Creating “fusion centers” — where federal, state and local agency personnel join forces to fight terrorism and cyberthreats — can be tricky, but researchers are now offering strategies to make the process smoother.
A new paper by Andrew Coffey of the security consulting firm IEM released Monday identifies three characteristics of successful centers. After interviewing people associated with 18 of the nation’s 78 federally recognized fusion centers, Coffey believes a center needs a robust group of law enforcement liaison officers, analysts trained in intelligence and information analysis, and strong working relationships within and outside the center.
“We’ve all heard the saying ‘if you’ve been to one fusion center, you’ve been to one fusion center,’” Coffey said Monday at panel discussion hosted by George Washington University’s Center for Cyber and Homeland Security. “That’s true to a certain point, but once you dig deeper and go and look at multiple levels of analysis, you can find that fusion centers that everyone can agree are excelling have some similarities.”
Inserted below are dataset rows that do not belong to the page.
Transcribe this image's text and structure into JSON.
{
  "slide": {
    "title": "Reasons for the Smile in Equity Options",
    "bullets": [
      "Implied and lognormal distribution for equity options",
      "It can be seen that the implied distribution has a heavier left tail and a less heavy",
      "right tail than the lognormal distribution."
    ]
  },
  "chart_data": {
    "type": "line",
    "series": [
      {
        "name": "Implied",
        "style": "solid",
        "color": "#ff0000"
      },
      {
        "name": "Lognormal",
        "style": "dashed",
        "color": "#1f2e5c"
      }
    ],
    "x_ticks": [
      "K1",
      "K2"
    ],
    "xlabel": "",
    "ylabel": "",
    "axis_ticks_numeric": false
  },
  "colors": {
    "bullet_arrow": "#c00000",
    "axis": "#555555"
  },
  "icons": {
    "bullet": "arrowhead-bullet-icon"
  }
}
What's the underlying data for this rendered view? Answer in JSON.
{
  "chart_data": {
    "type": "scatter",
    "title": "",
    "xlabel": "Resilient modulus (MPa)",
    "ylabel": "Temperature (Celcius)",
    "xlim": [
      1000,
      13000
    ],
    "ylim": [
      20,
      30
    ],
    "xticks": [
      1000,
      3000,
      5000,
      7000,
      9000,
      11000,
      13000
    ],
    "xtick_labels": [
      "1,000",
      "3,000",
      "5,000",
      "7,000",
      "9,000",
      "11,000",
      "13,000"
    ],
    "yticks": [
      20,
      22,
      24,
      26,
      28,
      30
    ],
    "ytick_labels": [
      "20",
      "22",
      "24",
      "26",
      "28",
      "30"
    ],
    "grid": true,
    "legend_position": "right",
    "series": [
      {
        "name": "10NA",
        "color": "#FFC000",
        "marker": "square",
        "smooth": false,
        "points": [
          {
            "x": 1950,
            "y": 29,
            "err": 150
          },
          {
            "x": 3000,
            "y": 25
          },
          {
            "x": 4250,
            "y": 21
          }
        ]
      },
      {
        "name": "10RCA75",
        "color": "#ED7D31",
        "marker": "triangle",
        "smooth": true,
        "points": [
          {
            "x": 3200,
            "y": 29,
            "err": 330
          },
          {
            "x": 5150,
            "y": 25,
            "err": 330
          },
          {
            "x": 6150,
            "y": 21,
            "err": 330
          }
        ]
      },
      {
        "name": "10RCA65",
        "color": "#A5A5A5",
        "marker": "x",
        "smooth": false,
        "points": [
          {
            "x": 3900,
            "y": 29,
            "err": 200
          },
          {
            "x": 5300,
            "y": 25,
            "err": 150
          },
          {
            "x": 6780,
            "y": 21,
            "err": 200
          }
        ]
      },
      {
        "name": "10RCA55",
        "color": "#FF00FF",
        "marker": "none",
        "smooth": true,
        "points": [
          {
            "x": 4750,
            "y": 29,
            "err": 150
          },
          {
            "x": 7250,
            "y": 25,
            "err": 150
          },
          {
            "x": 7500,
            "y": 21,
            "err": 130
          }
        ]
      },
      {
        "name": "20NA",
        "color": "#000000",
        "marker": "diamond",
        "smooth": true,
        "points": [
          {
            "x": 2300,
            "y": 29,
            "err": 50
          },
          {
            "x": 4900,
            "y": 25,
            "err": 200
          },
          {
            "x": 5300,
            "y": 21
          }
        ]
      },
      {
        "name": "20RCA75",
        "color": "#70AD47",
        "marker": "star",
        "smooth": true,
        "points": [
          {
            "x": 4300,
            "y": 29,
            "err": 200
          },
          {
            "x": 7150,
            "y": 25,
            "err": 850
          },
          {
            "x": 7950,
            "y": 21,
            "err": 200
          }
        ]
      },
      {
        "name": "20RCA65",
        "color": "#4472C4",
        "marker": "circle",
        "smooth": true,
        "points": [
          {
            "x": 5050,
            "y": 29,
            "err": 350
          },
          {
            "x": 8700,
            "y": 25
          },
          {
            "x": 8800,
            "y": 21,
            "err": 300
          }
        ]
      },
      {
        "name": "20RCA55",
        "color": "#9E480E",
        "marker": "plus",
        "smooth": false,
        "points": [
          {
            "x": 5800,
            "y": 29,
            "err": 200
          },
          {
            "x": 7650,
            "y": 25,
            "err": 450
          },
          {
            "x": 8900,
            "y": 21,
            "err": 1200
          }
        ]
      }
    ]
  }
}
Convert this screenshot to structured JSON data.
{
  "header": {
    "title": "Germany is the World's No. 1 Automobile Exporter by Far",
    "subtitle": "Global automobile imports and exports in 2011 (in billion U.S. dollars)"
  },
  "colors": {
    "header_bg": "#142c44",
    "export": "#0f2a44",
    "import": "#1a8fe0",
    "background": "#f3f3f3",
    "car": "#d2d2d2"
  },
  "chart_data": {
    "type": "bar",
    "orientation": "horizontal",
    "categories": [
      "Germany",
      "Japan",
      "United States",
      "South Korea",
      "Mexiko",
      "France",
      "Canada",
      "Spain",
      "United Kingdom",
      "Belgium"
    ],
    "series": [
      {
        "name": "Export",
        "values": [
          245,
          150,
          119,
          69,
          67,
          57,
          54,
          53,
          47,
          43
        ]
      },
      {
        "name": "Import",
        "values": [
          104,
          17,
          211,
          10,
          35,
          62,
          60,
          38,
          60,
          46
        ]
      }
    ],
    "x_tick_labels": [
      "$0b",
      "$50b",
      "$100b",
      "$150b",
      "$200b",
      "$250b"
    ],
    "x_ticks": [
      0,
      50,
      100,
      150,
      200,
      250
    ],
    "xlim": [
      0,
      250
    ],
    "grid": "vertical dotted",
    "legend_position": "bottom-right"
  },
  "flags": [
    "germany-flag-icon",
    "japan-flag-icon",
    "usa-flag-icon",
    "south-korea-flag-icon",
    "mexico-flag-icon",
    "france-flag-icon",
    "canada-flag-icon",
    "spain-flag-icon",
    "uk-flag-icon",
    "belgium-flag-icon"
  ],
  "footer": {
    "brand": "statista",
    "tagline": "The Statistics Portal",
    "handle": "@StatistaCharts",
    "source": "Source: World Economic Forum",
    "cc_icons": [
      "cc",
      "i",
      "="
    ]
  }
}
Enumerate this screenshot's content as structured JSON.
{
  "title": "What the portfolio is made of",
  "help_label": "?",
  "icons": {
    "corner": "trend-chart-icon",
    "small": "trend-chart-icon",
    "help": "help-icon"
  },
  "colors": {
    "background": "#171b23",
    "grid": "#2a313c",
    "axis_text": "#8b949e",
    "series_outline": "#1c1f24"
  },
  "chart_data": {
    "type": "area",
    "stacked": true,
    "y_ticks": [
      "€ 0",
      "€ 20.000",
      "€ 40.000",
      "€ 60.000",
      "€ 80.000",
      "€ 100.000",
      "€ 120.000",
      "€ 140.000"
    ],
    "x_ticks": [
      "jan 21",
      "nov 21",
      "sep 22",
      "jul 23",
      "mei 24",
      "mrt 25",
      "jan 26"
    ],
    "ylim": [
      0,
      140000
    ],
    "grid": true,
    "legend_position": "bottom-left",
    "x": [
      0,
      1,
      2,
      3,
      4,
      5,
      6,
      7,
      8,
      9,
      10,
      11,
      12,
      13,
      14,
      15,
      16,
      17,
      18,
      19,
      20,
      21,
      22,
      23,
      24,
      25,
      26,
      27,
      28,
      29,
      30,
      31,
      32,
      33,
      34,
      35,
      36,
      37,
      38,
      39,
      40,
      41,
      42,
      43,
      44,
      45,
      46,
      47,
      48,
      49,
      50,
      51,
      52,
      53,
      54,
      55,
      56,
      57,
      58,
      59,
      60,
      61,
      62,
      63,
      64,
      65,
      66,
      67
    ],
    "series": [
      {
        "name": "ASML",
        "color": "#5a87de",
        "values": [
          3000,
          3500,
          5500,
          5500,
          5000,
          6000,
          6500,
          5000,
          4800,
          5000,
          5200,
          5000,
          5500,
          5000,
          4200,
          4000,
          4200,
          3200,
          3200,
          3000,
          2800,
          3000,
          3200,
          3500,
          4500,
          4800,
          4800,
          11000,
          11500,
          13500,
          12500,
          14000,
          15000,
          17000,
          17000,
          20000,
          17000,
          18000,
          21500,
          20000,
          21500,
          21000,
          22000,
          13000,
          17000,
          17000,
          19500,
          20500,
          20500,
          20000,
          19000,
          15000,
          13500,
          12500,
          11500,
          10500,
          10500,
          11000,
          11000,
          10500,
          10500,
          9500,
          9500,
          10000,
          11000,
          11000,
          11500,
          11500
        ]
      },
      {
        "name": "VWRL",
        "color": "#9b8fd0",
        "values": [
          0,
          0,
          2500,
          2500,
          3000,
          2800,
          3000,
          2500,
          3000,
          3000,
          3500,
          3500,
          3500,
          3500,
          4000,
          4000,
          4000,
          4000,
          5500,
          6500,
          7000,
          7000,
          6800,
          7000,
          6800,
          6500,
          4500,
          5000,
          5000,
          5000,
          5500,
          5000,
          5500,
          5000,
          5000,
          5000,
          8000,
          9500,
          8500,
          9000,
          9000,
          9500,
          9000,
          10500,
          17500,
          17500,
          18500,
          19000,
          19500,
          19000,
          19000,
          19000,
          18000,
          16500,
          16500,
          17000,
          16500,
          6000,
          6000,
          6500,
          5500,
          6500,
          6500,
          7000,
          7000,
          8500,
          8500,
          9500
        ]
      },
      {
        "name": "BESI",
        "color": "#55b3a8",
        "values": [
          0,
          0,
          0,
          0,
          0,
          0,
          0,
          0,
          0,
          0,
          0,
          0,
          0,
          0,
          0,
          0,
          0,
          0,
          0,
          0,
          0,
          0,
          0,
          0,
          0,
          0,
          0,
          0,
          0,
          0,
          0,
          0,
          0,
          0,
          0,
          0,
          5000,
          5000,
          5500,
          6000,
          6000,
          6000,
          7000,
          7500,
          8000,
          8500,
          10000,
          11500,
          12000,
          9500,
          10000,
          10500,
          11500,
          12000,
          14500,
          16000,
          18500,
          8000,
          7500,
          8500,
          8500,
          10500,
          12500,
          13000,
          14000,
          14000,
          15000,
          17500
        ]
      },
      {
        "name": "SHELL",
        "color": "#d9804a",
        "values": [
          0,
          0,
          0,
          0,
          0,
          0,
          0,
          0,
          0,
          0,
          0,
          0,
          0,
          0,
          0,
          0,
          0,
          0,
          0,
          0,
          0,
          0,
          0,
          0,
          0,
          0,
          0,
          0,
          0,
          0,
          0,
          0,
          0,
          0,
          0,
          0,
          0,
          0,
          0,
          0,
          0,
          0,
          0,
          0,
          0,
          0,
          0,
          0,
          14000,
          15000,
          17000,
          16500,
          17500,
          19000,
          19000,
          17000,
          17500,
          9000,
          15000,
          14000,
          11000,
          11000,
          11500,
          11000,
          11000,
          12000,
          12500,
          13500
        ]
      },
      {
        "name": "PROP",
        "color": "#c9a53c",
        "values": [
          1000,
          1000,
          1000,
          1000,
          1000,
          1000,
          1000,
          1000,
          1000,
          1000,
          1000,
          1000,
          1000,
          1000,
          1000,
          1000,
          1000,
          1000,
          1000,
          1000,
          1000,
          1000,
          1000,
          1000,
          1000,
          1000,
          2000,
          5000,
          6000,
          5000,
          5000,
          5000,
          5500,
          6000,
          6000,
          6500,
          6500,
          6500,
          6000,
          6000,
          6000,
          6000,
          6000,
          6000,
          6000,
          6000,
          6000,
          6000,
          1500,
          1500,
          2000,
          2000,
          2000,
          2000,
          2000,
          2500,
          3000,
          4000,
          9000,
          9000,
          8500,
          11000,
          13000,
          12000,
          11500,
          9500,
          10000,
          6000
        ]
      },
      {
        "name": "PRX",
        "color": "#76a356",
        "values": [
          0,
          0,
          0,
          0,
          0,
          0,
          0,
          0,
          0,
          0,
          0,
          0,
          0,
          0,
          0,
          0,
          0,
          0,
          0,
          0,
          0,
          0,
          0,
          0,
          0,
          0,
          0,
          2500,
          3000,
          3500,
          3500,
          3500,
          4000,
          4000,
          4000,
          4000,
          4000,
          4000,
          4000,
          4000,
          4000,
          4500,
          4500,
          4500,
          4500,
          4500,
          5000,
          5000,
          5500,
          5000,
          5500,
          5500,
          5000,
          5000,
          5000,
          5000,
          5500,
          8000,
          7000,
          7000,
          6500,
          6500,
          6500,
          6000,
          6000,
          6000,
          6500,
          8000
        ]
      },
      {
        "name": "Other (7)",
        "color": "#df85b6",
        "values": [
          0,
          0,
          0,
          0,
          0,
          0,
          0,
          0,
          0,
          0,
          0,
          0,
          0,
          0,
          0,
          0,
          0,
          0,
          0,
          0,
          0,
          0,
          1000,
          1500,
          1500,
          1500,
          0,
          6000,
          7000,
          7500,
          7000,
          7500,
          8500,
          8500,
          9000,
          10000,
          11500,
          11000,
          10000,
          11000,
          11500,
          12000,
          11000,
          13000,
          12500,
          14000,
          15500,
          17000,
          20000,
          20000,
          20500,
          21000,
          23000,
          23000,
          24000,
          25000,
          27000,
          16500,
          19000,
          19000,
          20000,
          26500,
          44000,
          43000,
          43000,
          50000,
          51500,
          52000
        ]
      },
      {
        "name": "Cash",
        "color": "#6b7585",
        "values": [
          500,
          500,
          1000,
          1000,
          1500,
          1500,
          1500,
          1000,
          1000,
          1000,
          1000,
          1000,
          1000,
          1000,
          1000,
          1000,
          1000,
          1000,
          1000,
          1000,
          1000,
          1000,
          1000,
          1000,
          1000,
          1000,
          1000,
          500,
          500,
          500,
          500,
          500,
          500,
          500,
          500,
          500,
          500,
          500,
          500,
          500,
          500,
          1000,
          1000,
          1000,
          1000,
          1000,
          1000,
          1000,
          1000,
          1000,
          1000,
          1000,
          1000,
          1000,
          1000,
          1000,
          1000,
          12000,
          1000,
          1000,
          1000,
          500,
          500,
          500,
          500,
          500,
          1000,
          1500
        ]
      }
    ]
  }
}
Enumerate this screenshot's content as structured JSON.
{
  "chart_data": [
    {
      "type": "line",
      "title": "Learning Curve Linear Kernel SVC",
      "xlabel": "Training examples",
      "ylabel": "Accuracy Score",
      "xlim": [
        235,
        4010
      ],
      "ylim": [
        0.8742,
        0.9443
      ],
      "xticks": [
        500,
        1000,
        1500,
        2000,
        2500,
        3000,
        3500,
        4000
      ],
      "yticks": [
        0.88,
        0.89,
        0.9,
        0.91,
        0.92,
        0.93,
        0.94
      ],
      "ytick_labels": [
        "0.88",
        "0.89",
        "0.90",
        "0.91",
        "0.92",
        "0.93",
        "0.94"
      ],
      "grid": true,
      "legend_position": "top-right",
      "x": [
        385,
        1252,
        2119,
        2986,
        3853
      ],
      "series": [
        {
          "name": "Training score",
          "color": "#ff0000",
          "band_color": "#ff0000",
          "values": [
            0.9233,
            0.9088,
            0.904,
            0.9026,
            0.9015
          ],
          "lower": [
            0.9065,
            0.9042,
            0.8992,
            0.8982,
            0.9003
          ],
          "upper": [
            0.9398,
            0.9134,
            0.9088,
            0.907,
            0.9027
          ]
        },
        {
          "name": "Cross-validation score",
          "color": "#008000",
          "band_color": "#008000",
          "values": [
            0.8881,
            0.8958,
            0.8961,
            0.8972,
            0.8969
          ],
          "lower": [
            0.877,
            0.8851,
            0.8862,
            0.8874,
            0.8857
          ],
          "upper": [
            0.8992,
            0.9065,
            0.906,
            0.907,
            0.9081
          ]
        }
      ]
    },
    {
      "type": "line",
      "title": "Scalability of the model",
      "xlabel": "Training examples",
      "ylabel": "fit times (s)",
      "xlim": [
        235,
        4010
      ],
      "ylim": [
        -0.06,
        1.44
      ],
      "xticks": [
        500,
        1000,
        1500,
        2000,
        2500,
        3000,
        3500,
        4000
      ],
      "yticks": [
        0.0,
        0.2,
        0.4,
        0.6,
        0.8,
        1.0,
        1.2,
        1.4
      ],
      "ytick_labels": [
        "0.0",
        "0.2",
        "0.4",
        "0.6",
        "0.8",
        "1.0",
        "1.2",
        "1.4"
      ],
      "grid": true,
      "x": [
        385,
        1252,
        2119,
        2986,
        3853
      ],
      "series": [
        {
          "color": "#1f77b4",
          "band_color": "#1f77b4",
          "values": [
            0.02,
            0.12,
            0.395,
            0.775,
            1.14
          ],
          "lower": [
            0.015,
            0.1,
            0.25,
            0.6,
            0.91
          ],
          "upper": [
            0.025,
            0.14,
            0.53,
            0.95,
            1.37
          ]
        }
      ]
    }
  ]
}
In the analysis, each center’s level of funding varies — centers use a mix of federal grant money, and funds from state and local governments to keep the lights on — but Coffey said the amount of money each group pulls in is less important than how they meet those three prime criteria.
“It’s not simply about reaching a magic number in terms of funding or in terms of personnel, nor is there magic in terms of the number of ties or relationships they maintain. More is not always better,” Coffey said. “But these highly effective fusion centers have figured out their special sauce.”
A key part of that “sauce” are the liaison officers that share information gleaned from their work at the fusion center with the agencies they work for, Coffey said.
Liaison officers “are the mechanisms that allow the fusion centers to reach the front lines,” said Meghann Peterlin, senior policy analyst for the security consulting firm ICF International. “They are the mechanisms that enable that information flow.”
Lee Wight, director of the Washington Regional Threat Analysis Center, also voiced support for the second prong of Coffey’s analysis: the need for skilled analysts. Wight said he tries to insure that every analyst he recruits has a background in cybersecurity, regardless of their eventual area of focus, even if that often proves to be a challenge.
“We’ve got to have exceptional people,” Wight said. “With disciplines like cybersecurity, it’s very competitive for a publicly funded agency to be able to compete with quality talent in that realm, so we certainly have to maintain those sources of funding.”
Coffey’s final condition for success involves how fusion center staff work with each other and law enforcement agencies in their regions. Often, he said informal ties and friendships end up encouraging communication more than any formal mandates for information sharing.
“Those informal ties are really important in the network,” Coffey said. “When you talk to folks around the country, they know that intuitively or they’ve experienced that in one way or another.”
Coffey’s paper comes in response to some harsh criticism for fusion centers over the years. In a 2012 report issued by the Senate’s Permanent Subcommittee on Investigations, staff criticized the centers for producing intelligence that was “oftentimes shoddy, rarely timely, sometimes endangering citizens’ civil liberties” and “more often than not unrelated to terrorism.”
Coffey noted that his research suggests that “some fusion centers are excelling in certain areas, while others might be struggling,” but the perception of the centers is generally positive.
In a subjective field like intelligence, Wight believes the way law enforcement agencies and citizens perceive the groups is the true benchmark for measuring their effectiveness.
“The holy grail question of homeland security is ‘how many terrorists did you catch?’” Wight said. “But you just may never know.”
But Coffey does believe fusion centers still have plenty of room for improvement. Going forward, he especially wants to see centers become essential resources for identifying cybersecurity threats specific to each region.
“Centers know their jurisdictions better than their partners on the federal level,” Coffey said. “Cyberthreats are evolving and fusion centers are uniquely positioned to become translators for threats in jurisdictions going forward.”